On essaie de lancer la sortie suivante sur ce qu’on a gagné avec la sortie précédente. Il y a eu quelques fois des difficultés, des groupes qui s’arrêtent peu de temps après la sortie, des groupes qui n’arrivent plus à défendre autant leur deuxième sortie pour des raisons diverses, qui jouent moins, etc… Il y a plein de paramètres qui ne nous font pas toujours rentrer dans nos fonds. C’est aussi pour ça qu’on faisait des concerts à côté, pour renflouer un peu les caisses. Après, ça n’est pas difficile d’être un label indépendant mais ça demande un investissement personnel important.

Je ne vois pas notre avenir morose, on vend toujours des cassettes, on en vend même plus qu’avant mais il faut se bouger, produire des choses, ne pas s’arrêter.

Pour ceux qui ne vous connaissent pas, tu en as déjà parlé mais sur quels supports Ideal Crash sort les albums et comment vous est venue cette idée ?
On ne sort effectivement que de la cassette, il y a peut-être eu des CD au tout début du label. On s’est dit que pour sortir des vinyles il faut déjà une structure assez grosse. Ca nous est déjà arrivé mais en coproduction avec d’autres labels, mais ça n’est pas notre « marché », notre cœur de cible. Le CD, une fois mis sur ton ordinateur, il ne te sert à rien et l’emballage n’est pas très inspirant.

La cassette attire les regards, on attire la curiosité des gens quand on tient des stands sur les festivals avant même de parler musique avec eux.

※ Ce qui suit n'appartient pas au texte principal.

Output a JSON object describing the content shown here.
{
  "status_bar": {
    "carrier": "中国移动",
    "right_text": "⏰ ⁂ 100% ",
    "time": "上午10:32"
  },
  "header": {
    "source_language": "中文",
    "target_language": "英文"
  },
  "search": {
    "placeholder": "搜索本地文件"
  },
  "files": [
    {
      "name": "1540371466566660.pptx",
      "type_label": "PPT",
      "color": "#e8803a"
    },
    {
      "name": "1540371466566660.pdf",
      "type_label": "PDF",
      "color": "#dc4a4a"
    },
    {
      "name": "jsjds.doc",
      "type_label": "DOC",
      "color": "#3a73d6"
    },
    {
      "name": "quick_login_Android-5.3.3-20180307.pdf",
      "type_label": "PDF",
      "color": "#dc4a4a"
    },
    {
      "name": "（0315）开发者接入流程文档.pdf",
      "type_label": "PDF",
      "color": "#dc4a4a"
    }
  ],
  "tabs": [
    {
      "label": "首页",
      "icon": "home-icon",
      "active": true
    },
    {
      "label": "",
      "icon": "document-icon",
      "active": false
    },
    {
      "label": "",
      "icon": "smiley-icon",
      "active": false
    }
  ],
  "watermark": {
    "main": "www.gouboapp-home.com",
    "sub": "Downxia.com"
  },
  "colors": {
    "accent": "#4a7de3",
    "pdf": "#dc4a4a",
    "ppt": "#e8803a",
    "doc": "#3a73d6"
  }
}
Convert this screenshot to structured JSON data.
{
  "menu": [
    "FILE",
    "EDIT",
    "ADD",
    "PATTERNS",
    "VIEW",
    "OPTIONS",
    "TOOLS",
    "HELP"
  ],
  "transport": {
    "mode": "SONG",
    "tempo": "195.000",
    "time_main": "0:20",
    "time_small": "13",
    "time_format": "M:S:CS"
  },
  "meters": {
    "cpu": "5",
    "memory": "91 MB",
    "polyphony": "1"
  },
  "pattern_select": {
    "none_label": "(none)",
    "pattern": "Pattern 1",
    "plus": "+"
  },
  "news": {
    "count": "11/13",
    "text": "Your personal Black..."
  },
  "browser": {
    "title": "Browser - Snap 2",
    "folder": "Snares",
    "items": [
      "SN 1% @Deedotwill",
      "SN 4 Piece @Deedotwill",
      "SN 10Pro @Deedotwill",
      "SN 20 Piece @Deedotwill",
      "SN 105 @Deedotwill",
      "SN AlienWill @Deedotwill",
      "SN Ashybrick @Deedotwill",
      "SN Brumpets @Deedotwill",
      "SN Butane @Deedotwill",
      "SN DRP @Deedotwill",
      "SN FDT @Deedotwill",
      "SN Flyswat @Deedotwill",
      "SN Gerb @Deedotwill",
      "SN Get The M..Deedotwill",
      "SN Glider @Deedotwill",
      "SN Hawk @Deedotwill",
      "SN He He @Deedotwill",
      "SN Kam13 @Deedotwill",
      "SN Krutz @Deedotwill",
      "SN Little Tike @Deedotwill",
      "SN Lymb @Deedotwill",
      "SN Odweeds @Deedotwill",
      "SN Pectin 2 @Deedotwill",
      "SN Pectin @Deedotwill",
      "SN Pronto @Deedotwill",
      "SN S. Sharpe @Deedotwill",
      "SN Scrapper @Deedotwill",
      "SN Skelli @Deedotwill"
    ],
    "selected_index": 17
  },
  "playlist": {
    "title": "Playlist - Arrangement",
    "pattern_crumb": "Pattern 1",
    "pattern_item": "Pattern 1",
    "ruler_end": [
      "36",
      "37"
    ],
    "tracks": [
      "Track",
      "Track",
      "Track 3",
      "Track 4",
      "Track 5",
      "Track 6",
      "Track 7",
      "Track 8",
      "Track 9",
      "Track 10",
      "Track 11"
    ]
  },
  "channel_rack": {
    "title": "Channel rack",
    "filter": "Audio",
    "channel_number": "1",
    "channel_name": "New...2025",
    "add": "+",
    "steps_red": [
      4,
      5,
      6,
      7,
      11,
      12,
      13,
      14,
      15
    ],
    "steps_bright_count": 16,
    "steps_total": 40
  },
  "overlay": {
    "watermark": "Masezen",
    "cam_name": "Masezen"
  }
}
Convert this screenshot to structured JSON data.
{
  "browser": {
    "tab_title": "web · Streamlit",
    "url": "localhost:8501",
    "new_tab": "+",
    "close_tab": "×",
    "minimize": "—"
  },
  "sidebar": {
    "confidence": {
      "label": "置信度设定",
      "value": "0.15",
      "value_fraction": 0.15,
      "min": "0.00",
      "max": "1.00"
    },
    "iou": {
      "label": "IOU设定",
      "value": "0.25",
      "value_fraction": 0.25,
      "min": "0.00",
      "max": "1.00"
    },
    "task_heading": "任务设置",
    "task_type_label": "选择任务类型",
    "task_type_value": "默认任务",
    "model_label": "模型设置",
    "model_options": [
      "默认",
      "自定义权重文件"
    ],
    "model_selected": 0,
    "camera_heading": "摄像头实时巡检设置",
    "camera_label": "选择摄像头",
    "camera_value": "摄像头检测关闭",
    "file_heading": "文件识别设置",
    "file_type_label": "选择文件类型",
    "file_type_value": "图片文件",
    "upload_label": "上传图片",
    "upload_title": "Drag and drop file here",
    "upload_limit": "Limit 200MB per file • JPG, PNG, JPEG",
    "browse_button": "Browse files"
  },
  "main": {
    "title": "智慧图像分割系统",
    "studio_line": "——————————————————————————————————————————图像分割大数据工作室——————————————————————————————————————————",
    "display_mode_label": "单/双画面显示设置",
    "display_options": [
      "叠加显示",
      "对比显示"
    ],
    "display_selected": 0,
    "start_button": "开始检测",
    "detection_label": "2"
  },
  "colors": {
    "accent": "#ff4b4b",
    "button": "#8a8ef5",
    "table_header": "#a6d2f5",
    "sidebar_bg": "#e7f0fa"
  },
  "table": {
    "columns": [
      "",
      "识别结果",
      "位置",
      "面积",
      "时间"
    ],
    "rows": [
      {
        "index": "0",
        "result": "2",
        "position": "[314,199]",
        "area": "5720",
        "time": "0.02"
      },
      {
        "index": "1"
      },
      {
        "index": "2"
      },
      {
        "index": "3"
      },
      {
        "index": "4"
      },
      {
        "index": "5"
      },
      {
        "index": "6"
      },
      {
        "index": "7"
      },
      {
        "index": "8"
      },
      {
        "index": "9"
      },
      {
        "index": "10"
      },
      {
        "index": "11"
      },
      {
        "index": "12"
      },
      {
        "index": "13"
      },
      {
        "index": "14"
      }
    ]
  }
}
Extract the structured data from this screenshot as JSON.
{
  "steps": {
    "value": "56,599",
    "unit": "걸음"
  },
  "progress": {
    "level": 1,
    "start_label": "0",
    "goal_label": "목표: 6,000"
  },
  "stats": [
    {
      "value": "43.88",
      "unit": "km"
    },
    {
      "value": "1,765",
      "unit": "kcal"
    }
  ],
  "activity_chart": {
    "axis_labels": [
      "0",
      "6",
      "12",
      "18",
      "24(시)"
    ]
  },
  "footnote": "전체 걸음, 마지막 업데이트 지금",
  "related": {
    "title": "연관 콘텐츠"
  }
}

Ca les force à poser des questions, pour eux personne n’a plus de lecteurs, alors que c’est faux. La cassette ne coûte pas très cher à produire, on peut faire 50 exemplaires facilement, ça permet d’avoir quand même un support physique en plus d’une sortie digitale. Et puis, avec la cassette, côté création, on a des idées à l’infini. Moi j’ai par exemple un petit cahier dans lequel je mets sans cesse des idées de packaging. On n’est pas en manque d’inspirations autour de cet objet. La taille du support permet aussi de faire plein de choses impossible à faire avec un vinyle. Par exemple, notre cassette pour Reliefs, c’est un origami en forme de fleur, impossible à faire en format vinyle. Il y a aussi l’esthétique sonore de la cassette. Les groupes que nous faisons jouer sont dans une esthétique lo-fi et ça fonctionne plutôt bien avec la cassette. A l’écoute, il y a un certain charme, un grain particulier, quelque chose d’assez musicale que j’aime beaucoup.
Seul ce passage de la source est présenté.